Le Kintsugi ou l’art de la résilience

L’art du Kintsugi ou Kintsukuroi (raccommodage à l’or) est une méthode japonaise de réparation des porcelaines ou céramiques brisées. Cette technique ancestrale, découverte au XVème siècle au Japon, consiste à réparer un objet en soulignant ses lignes de failles avec de la véritable poudre d’or, au lieu de chercher à les masquer. Symboles de fragilité dans un premier temps, ces fêlures – renforcées par le métal précieux – deviennent alors des éléments indissociables de l’objet en question et l’objet devient paradoxalement plus résistant, plus beau et plus précieux.
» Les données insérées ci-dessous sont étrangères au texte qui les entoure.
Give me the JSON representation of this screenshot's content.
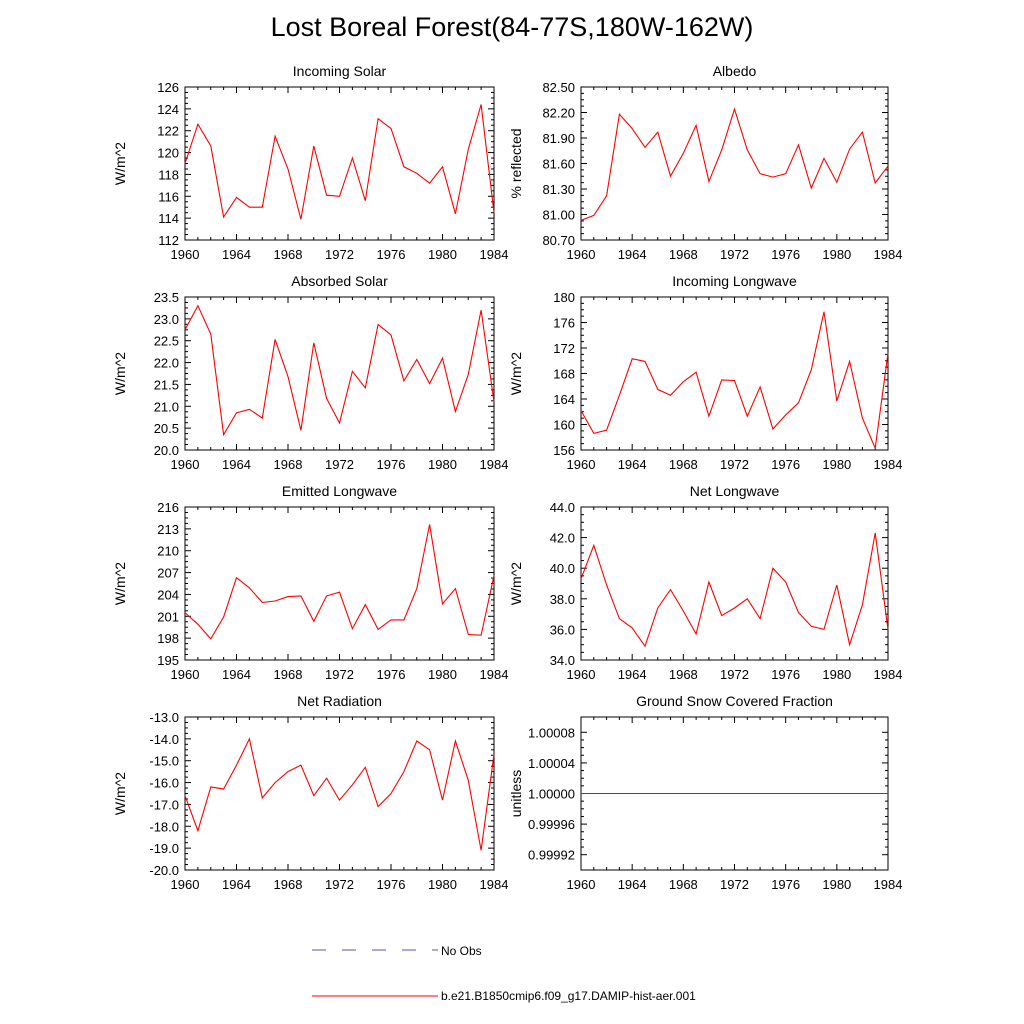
{
  "title": "Lost Boreal Forest(84-77S,180W-162W)",
  "colors": {
    "model": "#ff0000",
    "obs": "#5555aa",
    "axis": "#000000"
  },
  "legend": [
    {
      "label": "No Obs",
      "style": "dashed",
      "color": "#5555aa"
    },
    {
      "label": "b.e21.B1850cmip6.f09_g17.DAMIP-hist-aer.001",
      "style": "solid",
      "color": "#ff0000"
    }
  ],
  "chart_data": [
    {
      "type": "line",
      "title": "Incoming Solar",
      "ylabel": "W/m^2",
      "xlim": [
        1960,
        1984
      ],
      "xticks": [
        1960,
        1964,
        1968,
        1972,
        1976,
        1980,
        1984
      ],
      "ylim": [
        112,
        126
      ],
      "yticks": [
        "112",
        "114",
        "116",
        "118",
        "120",
        "122",
        "124",
        "126"
      ],
      "x": [
        1960,
        1961,
        1962,
        1963,
        1964,
        1965,
        1966,
        1967,
        1968,
        1969,
        1970,
        1971,
        1972,
        1973,
        1974,
        1975,
        1976,
        1977,
        1978,
        1979,
        1980,
        1981,
        1982,
        1983,
        1984
      ],
      "series": [
        {
          "values": [
            119.0,
            122.6,
            120.6,
            114.1,
            115.9,
            115.0,
            115.0,
            121.5,
            118.5,
            113.9,
            120.6,
            116.1,
            116.0,
            119.5,
            115.6,
            123.1,
            122.2,
            118.7,
            118.1,
            117.2,
            118.7,
            114.4,
            120.3,
            124.4,
            114.5
          ]
        }
      ]
    },
    {
      "type": "line",
      "title": "Albedo",
      "ylabel": "% reflected",
      "xlim": [
        1960,
        1984
      ],
      "xticks": [
        1960,
        1964,
        1968,
        1972,
        1976,
        1980,
        1984
      ],
      "ylim": [
        80.7,
        82.5
      ],
      "yticks": [
        "80.70",
        "81.00",
        "81.30",
        "81.60",
        "81.90",
        "82.20",
        "82.50"
      ],
      "x": [
        1960,
        1961,
        1962,
        1963,
        1964,
        1965,
        1966,
        1967,
        1968,
        1969,
        1970,
        1971,
        1972,
        1973,
        1974,
        1975,
        1976,
        1977,
        1978,
        1979,
        1980,
        1981,
        1982,
        1983,
        1984
      ],
      "series": [
        {
          "values": [
            80.93,
            80.99,
            81.22,
            82.18,
            82.01,
            81.79,
            81.97,
            81.45,
            81.72,
            82.05,
            81.39,
            81.76,
            82.24,
            81.76,
            81.48,
            81.44,
            81.48,
            81.82,
            81.31,
            81.66,
            81.38,
            81.77,
            81.97,
            81.37,
            81.57
          ]
        }
      ]
    },
    {
      "type": "line",
      "title": "Absorbed Solar",
      "ylabel": "W/m^2",
      "xlim": [
        1960,
        1984
      ],
      "xticks": [
        1960,
        1964,
        1968,
        1972,
        1976,
        1980,
        1984
      ],
      "ylim": [
        20.0,
        23.5
      ],
      "yticks": [
        "20.0",
        "20.5",
        "21.0",
        "21.5",
        "22.0",
        "22.5",
        "23.0",
        "23.5"
      ],
      "x": [
        1960,
        1961,
        1962,
        1963,
        1964,
        1965,
        1966,
        1967,
        1968,
        1969,
        1970,
        1971,
        1972,
        1973,
        1974,
        1975,
        1976,
        1977,
        1978,
        1979,
        1980,
        1981,
        1982,
        1983,
        1984
      ],
      "series": [
        {
          "values": [
            22.75,
            23.3,
            22.65,
            20.35,
            20.85,
            20.93,
            20.73,
            22.53,
            21.68,
            20.45,
            22.45,
            21.18,
            20.62,
            21.8,
            21.42,
            22.87,
            22.63,
            21.58,
            22.07,
            21.52,
            22.1,
            20.88,
            21.73,
            23.2,
            21.1
          ]
        }
      ]
    },
    {
      "type": "line",
      "title": "Incoming Longwave",
      "ylabel": "W/m^2",
      "xlim": [
        1960,
        1984
      ],
      "xticks": [
        1960,
        1964,
        1968,
        1972,
        1976,
        1980,
        1984
      ],
      "ylim": [
        156,
        180
      ],
      "yticks": [
        "156",
        "160",
        "164",
        "168",
        "172",
        "176",
        "180"
      ],
      "x": [
        1960,
        1961,
        1962,
        1963,
        1964,
        1965,
        1966,
        1967,
        1968,
        1969,
        1970,
        1971,
        1972,
        1973,
        1974,
        1975,
        1976,
        1977,
        1978,
        1979,
        1980,
        1981,
        1982,
        1983,
        1984
      ],
      "series": [
        {
          "values": [
            162.2,
            158.6,
            159.1,
            164.6,
            170.3,
            169.9,
            165.5,
            164.6,
            166.7,
            168.2,
            161.3,
            167.0,
            166.9,
            161.3,
            165.9,
            159.3,
            161.5,
            163.4,
            168.6,
            177.7,
            163.7,
            169.9,
            161.0,
            156.3,
            171.2
          ]
        }
      ]
    },
    {
      "type": "line",
      "title": "Emitted Longwave",
      "ylabel": "W/m^2",
      "xlim": [
        1960,
        1984
      ],
      "xticks": [
        1960,
        1964,
        1968,
        1972,
        1976,
        1980,
        1984
      ],
      "ylim": [
        195,
        216
      ],
      "yticks": [
        "195",
        "198",
        "201",
        "204",
        "207",
        "210",
        "213",
        "216"
      ],
      "x": [
        1960,
        1961,
        1962,
        1963,
        1964,
        1965,
        1966,
        1967,
        1968,
        1969,
        1970,
        1971,
        1972,
        1973,
        1974,
        1975,
        1976,
        1977,
        1978,
        1979,
        1980,
        1981,
        1982,
        1983,
        1984
      ],
      "series": [
        {
          "values": [
            201.5,
            199.9,
            197.9,
            200.9,
            206.3,
            204.9,
            202.9,
            203.1,
            203.7,
            203.8,
            200.3,
            203.8,
            204.3,
            199.3,
            202.6,
            199.2,
            200.5,
            200.5,
            204.8,
            213.6,
            202.7,
            204.8,
            198.5,
            198.4,
            206.6
          ]
        }
      ]
    },
    {
      "type": "line",
      "title": "Net Longwave",
      "ylabel": "W/m^2",
      "xlim": [
        1960,
        1984
      ],
      "xticks": [
        1960,
        1964,
        1968,
        1972,
        1976,
        1980,
        1984
      ],
      "ylim": [
        34.0,
        44.0
      ],
      "yticks": [
        "34.0",
        "36.0",
        "38.0",
        "40.0",
        "42.0",
        "44.0"
      ],
      "x": [
        1960,
        1961,
        1962,
        1963,
        1964,
        1965,
        1966,
        1967,
        1968,
        1969,
        1970,
        1971,
        1972,
        1973,
        1974,
        1975,
        1976,
        1977,
        1978,
        1979,
        1980,
        1981,
        1982,
        1983,
        1984
      ],
      "series": [
        {
          "values": [
            39.3,
            41.5,
            38.9,
            36.7,
            36.1,
            34.9,
            37.4,
            38.6,
            37.2,
            35.7,
            39.1,
            36.9,
            37.4,
            38.0,
            36.7,
            40.0,
            39.1,
            37.1,
            36.2,
            36.0,
            38.9,
            35.0,
            37.6,
            42.3,
            36.0
          ]
        }
      ]
    },
    {
      "type": "line",
      "title": "Net Radiation",
      "ylabel": "W/m^2",
      "xlim": [
        1960,
        1984
      ],
      "xticks": [
        1960,
        1964,
        1968,
        1972,
        1976,
        1980,
        1984
      ],
      "ylim": [
        -20.0,
        -13.0
      ],
      "yticks": [
        "-20.0",
        "-19.0",
        "-18.0",
        "-17.0",
        "-16.0",
        "-15.0",
        "-14.0",
        "-13.0"
      ],
      "x": [
        1960,
        1961,
        1962,
        1963,
        1964,
        1965,
        1966,
        1967,
        1968,
        1969,
        1970,
        1971,
        1972,
        1973,
        1974,
        1975,
        1976,
        1977,
        1978,
        1979,
        1980,
        1981,
        1982,
        1983,
        1984
      ],
      "series": [
        {
          "values": [
            -16.6,
            -18.2,
            -16.2,
            -16.3,
            -15.2,
            -14.0,
            -16.7,
            -16.0,
            -15.5,
            -15.2,
            -16.6,
            -15.8,
            -16.8,
            -16.1,
            -15.3,
            -17.1,
            -16.5,
            -15.5,
            -14.1,
            -14.5,
            -16.8,
            -14.1,
            -15.9,
            -19.1,
            -14.7
          ]
        }
      ]
    },
    {
      "type": "line",
      "title": "Ground Snow Covered Fraction",
      "ylabel": "unitless",
      "xlim": [
        1960,
        1984
      ],
      "xticks": [
        1960,
        1964,
        1968,
        1972,
        1976,
        1980,
        1984
      ],
      "ylim": [
        0.9999,
        1.0001
      ],
      "yticks": [
        "0.99992",
        "0.99996",
        "1.00000",
        "1.00004",
        "1.00008"
      ],
      "ytickvalues": [
        0.99992,
        0.99996,
        1.0,
        1.00004,
        1.00008
      ],
      "x": [
        1960,
        1984
      ],
      "series": [
        {
          "values": [
            1.0,
            1.0
          ]
        }
      ]
    }
  ]
}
La légende rapporte que le Shogun Ashikaga Yoshimasa (1435-1490) utilisait toujours son bol préféré lors de la cérémonie du thé. Un jour, malheureusement, il se brisa. Il l’envoya donc en Chine, d’où il provenait, pour le faire réparer. Il fut extrêmement déçu du résultat, il chargea donc ses artisans japonais de trouver une solution plus fonctionnelle, mais surtout plus esthétique : l’art du Kintsugi était né.

Pour le psychologue Tomás Navarro, il existe une analogie intime entre notre expérience et le Kintsukuroi. Tout au long de notre vie, nous devons affronter toutes sortes d’épreuves, comme des ruptures, des deuils, etc. Savoir les dépasser, c’est comme “ mettre de l’or sur nos fêlures, en prenant en compte notre passé, notre histoire, les accidents éventuels que nous avons pu connaître”.

L’un des ingrédients nécessaires pour user du Kintsukuroi dans notre vie est la résilience. Par définition, elle désigne “la capacité d’un corps, d’un organisme, d’une espèce, d’un système à surmonter une altération de son environnement”. Si nos expériences ne nous définissent pas, elles influencent notre personnalité et nos choix.

Lorsqu’une expérience nous abîme, nous pouvons décider de nous cacher ou nous pouvons décider d’embrasser ces expériences qui nous ont façonnés de façon modeste. Le fait de surmonter cet “accroc” représente notre résilience.

S’il semble que chaque être humain soit capable de faire preuve de résilience, quel que soit le traumatisme qu’il ait connu, le Kintsukuroi prodigue deux conseils indispensables pour surmonter les fêlures de la vie : “n’attendez pas de toucher le fond” et “ne restez pas figé dans la douleur”.

Tomás Navarro décrypte le concept même de Kintsukuroi et liste les différentes étapes nécessaires pour réparer nos blessures émotionnelles :

  • Recoller les morceaux : Quand on subit une blessure émotionnelle, il est nécessaire de recoller rapidement les morceaux. Si on attend, on risque de les abimer ou d’en perdre un nécessaire à votre reconstruction.
  • Analyser la situation : Il faut se forcer à faire un pas de côté pour mettre en perspective la situation, trouver son Ikigaï (point d’équilibre entre nos envies et nos émotions) et tenter de tirer les leçons de ce qui nous a fait du mal en regardant la réalité sans filtre.
  • Reconstruire ce qui est détruit : Il y a une différence entre réparer et reconstruire. Si la réparation est une sorte de rafistolage – physique ou émotionnel – la reconstruction, demande du temps et un travail au niveau des fondations. On doit se consacrer sur ce que l’on aime et non sur ce qui nous a fait du mal.
  • Magnifier vos cicatrices : Les cicatrices racontent une histoire et elles nous apprennent toutes quelque chose. Pour reconstruire sa vie avec des blessures émotionnelles, il ne faut pas qu’elles disparaissent, bien au contraire : il faut mettre de l’or dessus, pour qu’elles deviennent de véritables bijoux qui orneront votre moi-profond.